I’m confused. Is California suing on behalf of the laid-off americorp ‘volunteers’? Or is California suing as a sovereign state for federal money withheld? If the latter, I would say California has not been injured, or damaged, and would have no standing. This case should be thrown out: no standing.

    DaveGinOly in reply to LB1901. | April 22, 2025 at 5:45 pm

    Because the funding of federal agencies and offices is a matter for Congress to determine, and their operation is a matter for the POTUS, the continued operation of Americorps is a political question. The courts (or at least SCOTUS) have traditionally been reluctant to entertain such complaints. The reply to the complaint has already been provided in the last election cycle and a response to the reply will be given in the next. This is called “democracy” and it’s how a “representative government” works. The judiciary controls neither the purse strings to fund federal programs nor the executive authority to direct their operations. Our system literally does not allow the judiciary a role in these matters.

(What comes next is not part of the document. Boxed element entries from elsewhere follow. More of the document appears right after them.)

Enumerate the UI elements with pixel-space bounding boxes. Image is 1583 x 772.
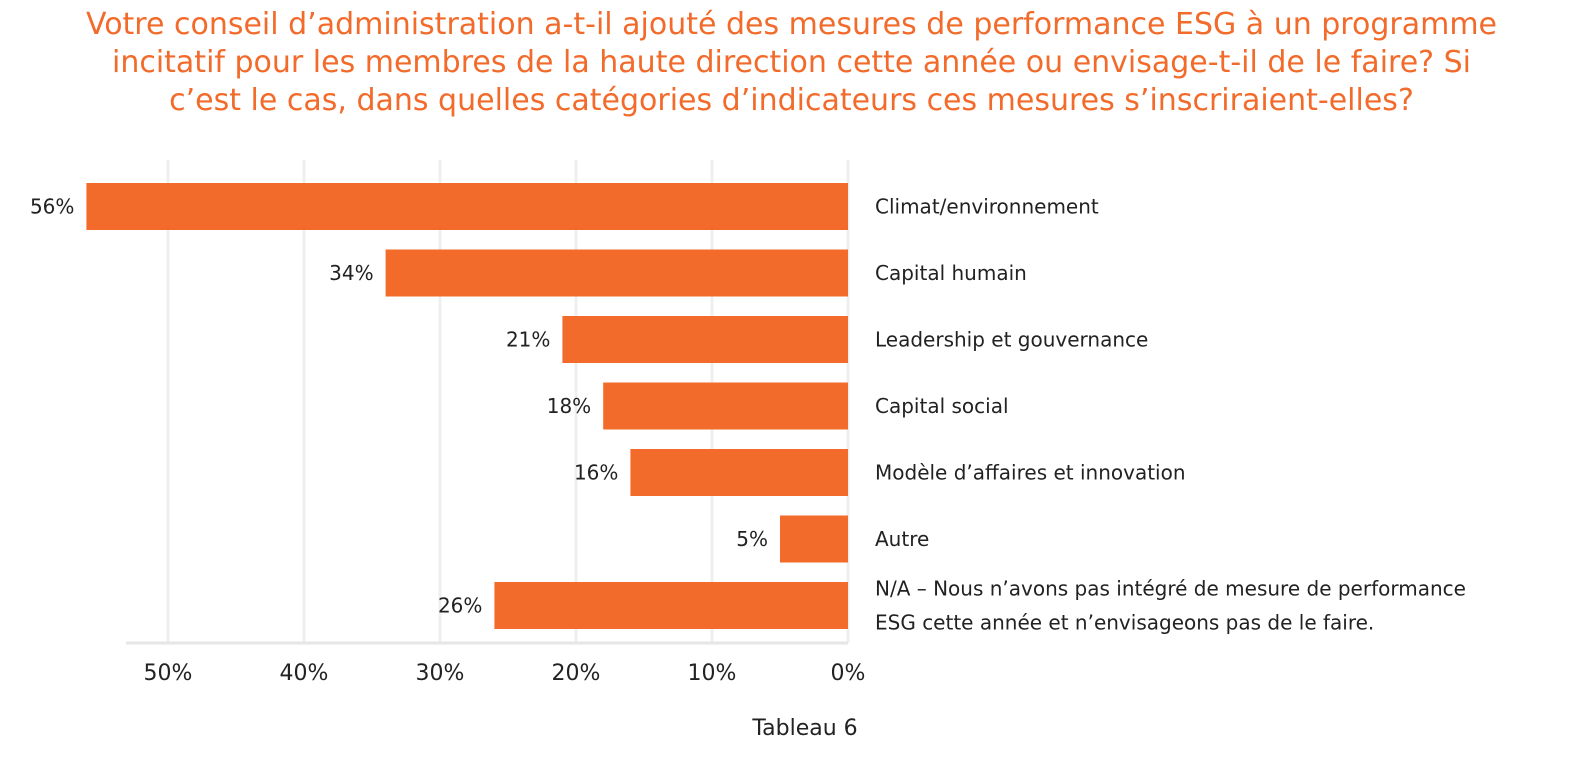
bar (385, 249, 848, 297)
category-label: ESG cette année et n’envisageons pas de … (875, 611, 1374, 635)
bar (603, 382, 848, 430)
labels: 50% 40% 30% 20% 10% 0% 56% Climat/environnement… (30, 195, 1466, 687)
chart-title-line-1: Votre conseil d’administration a-t-il aj… (86, 7, 1497, 42)
bar-value-label: 18% (547, 394, 591, 418)
bar (494, 582, 848, 629)
x-tick-label: 0% (831, 661, 866, 686)
bar (86, 183, 848, 230)
bar-value-label: 34% (329, 261, 373, 285)
x-tick-label: 30% (416, 661, 465, 686)
bar (630, 449, 848, 496)
bars (86, 183, 848, 629)
bar (780, 515, 848, 563)
category-label: Capital social (875, 394, 1009, 418)
x-tick-label: 50% (144, 661, 193, 686)
x-tick-label: 40% (280, 661, 329, 686)
bar-value-label: 16% (574, 461, 618, 485)
category-label: N/A – Nous n’avons pas intégré de mesure… (875, 577, 1466, 601)
category-label: Modèle d’affaires et innovation (875, 461, 1186, 485)
category-label: Climat/environnement (875, 195, 1099, 219)
category-label: Capital humain (875, 261, 1027, 285)
chart-title: Votre conseil d’administration a-t-il aj… (0, 6, 1583, 120)
chart-title-line-3: c’est le cas, dans quelles catégories d’… (169, 83, 1414, 118)
category-label: Leadership et gouvernance (875, 328, 1148, 352)
bar-value-label: 56% (30, 195, 74, 219)
bar-value-label: 5% (736, 527, 768, 551)
bar-value-label: 26% (438, 594, 482, 618)
category-label: Autre (875, 527, 929, 551)
chart-title-line-2: incitatif pour les membres de la haute d… (111, 45, 1471, 80)
bar-value-label: 21% (506, 328, 550, 352)
chart-caption: Tableau 6 (752, 716, 858, 741)
x-tick-label: 10% (688, 661, 737, 686)
bar (562, 316, 848, 363)
x-tick-label: 20% (552, 661, 601, 686)
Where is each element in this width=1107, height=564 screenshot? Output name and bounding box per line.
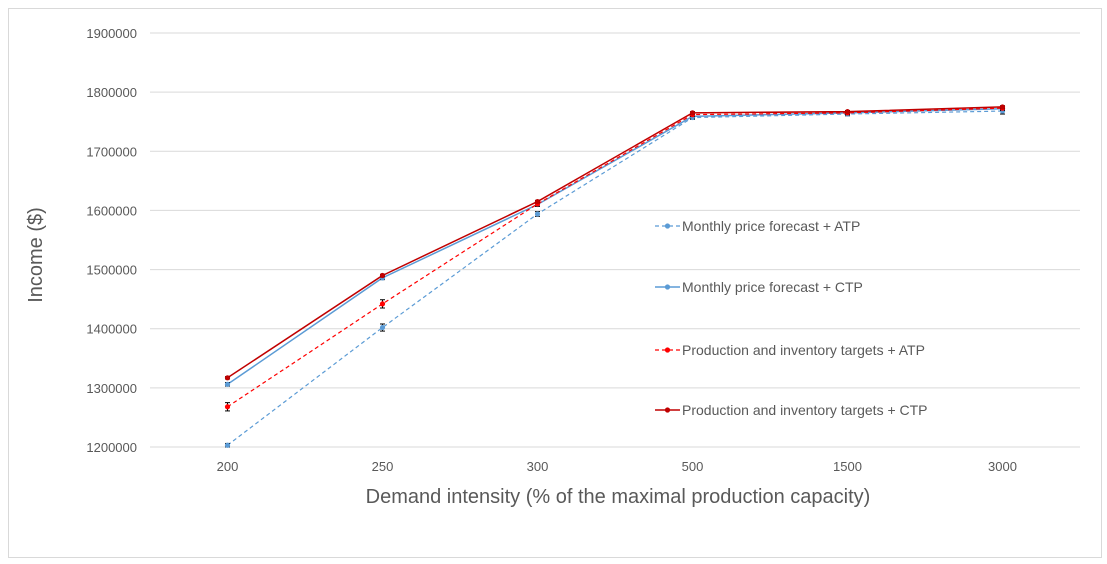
y-tick-label: 1500000 (86, 263, 137, 278)
legend-marker (664, 407, 671, 413)
legend-item-4: Production and inventory targets + CTP (655, 402, 928, 418)
series-1 (224, 107, 1006, 448)
legend-marker (664, 347, 671, 353)
data-point (689, 110, 696, 116)
data-point (224, 404, 231, 410)
legend-marker (664, 223, 671, 229)
series-line (227, 107, 1003, 408)
legend-label: Monthly price forecast + ATP (682, 218, 860, 234)
legend-item-2: Monthly price forecast + CTP (655, 279, 863, 295)
data-point (844, 109, 851, 115)
data-point (534, 211, 541, 217)
legend-label: Production and inventory targets + CTP (682, 402, 928, 418)
x-tick-label: 300 (527, 459, 549, 474)
x-tick-label: 1500 (833, 459, 862, 474)
x-tick-labels: 200 250 300 500 1500 3000 (217, 459, 1017, 474)
data-point (224, 375, 231, 381)
series-line (227, 110, 1003, 446)
y-tick-labels: 1200000 1300000 1400000 1500000 1600000 17000… (86, 26, 137, 455)
data-point (534, 198, 541, 205)
data-point (224, 381, 231, 387)
series-4 (224, 104, 1006, 381)
data-point (999, 104, 1006, 110)
data-point (379, 301, 386, 307)
y-tick-label: 1200000 (86, 440, 137, 455)
x-tick-label: 3000 (988, 459, 1017, 474)
data-point (379, 324, 386, 331)
x-axis-title: Demand intensity (% of the maximal produ… (366, 486, 871, 508)
x-tick-label: 250 (372, 459, 394, 474)
gridlines (150, 32, 1080, 448)
x-tick-label: 500 (682, 459, 704, 474)
legend-label: Monthly price forecast + CTP (682, 279, 863, 295)
legend: Monthly price forecast + ATP Monthly pric… (655, 218, 928, 418)
y-tick-label: 1800000 (86, 85, 137, 100)
series-layer (224, 104, 1006, 448)
y-tick-label: 1600000 (86, 203, 137, 218)
y-axis-title: Income ($) (25, 207, 47, 303)
legend-marker (664, 284, 671, 290)
y-tick-label: 1700000 (86, 144, 137, 159)
data-point (379, 272, 386, 279)
y-tick-label: 1400000 (86, 322, 137, 337)
x-tick-label: 200 (217, 459, 239, 474)
y-tick-label: 1900000 (86, 26, 137, 41)
legend-item-1: Monthly price forecast + ATP (655, 218, 860, 234)
data-point (224, 442, 231, 448)
legend-label: Production and inventory targets + ATP (682, 342, 925, 358)
chart-frame (8, 8, 1102, 558)
legend-item-3: Production and inventory targets + ATP (655, 342, 925, 358)
y-tick-label: 1300000 (86, 381, 137, 396)
series-line (227, 106, 1003, 379)
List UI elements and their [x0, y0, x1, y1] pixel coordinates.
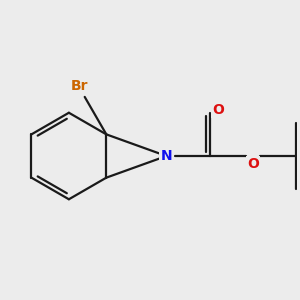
Text: O: O — [247, 158, 259, 171]
Text: N: N — [160, 149, 172, 163]
Text: O: O — [212, 103, 224, 117]
Text: Br: Br — [71, 79, 89, 93]
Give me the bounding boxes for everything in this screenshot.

    smooth in reply to LB1901. | April 22, 2025 at 9:40 pm

    Newscum is flailing. Its what he does.

So the volunteers are being let go. Depending on what they’re doing, this could be good or bad.

But the administrative staff is on paid leave? Why not unpaid leave? That really is giving the middle finger to the volunteers who may have been doing good work under bad auspices they did not create.

Oh, and Gavin, some of us didn’t like the Great Society.

    Or the New Deal.

      henrybowman in reply to GWB. | April 23, 2025 at 1:54 pm

      Or even the New Frontier. Yeah, it accomplished some stuff, but as has been recently proven, with much less efficiency and competence than a similarly tasked commercial enterprise would have… had those enterprises not been deliberately banned from the effort by laws granting an absolute monopoly on space travel to the government. And when it did end up achieving something, those same laws prevented any exploitation that would have resulted in any actual benefit to the American people, instead of meaningless monuments to political glory, which feed nobody but politicians’ egos.

So 500 FTEs account for about $50M, where is the other $1.25B going?

Gov newscum losing his federal funding for the california Homeless Industrial Complex. That means higher state taxes for california residents, or more homeless junkies dumping on the sidewalks. Enjoy the decline under leftists policies CA.

“another progressive policy failure”

Does history record _any_ progressive policy that wasn’t a failure, or even outright fraud?

    henrybowman in reply to Rusty Bill. | April 23, 2025 at 1:58 pm

    The divide in America could not be clearer — between the people who kneejerk believe that the three programs chosen for mention by Newsom were great positive steps forward… and the people who actually understand how all three actually sabotaged the constitution and the entire American ethos.

Just to underscore: The agency, established in 1993 and receiving over $1 billion in taxpayer funds each year,
Is built around volunteers. We pay over a billion dollars a year for a volunteer organization.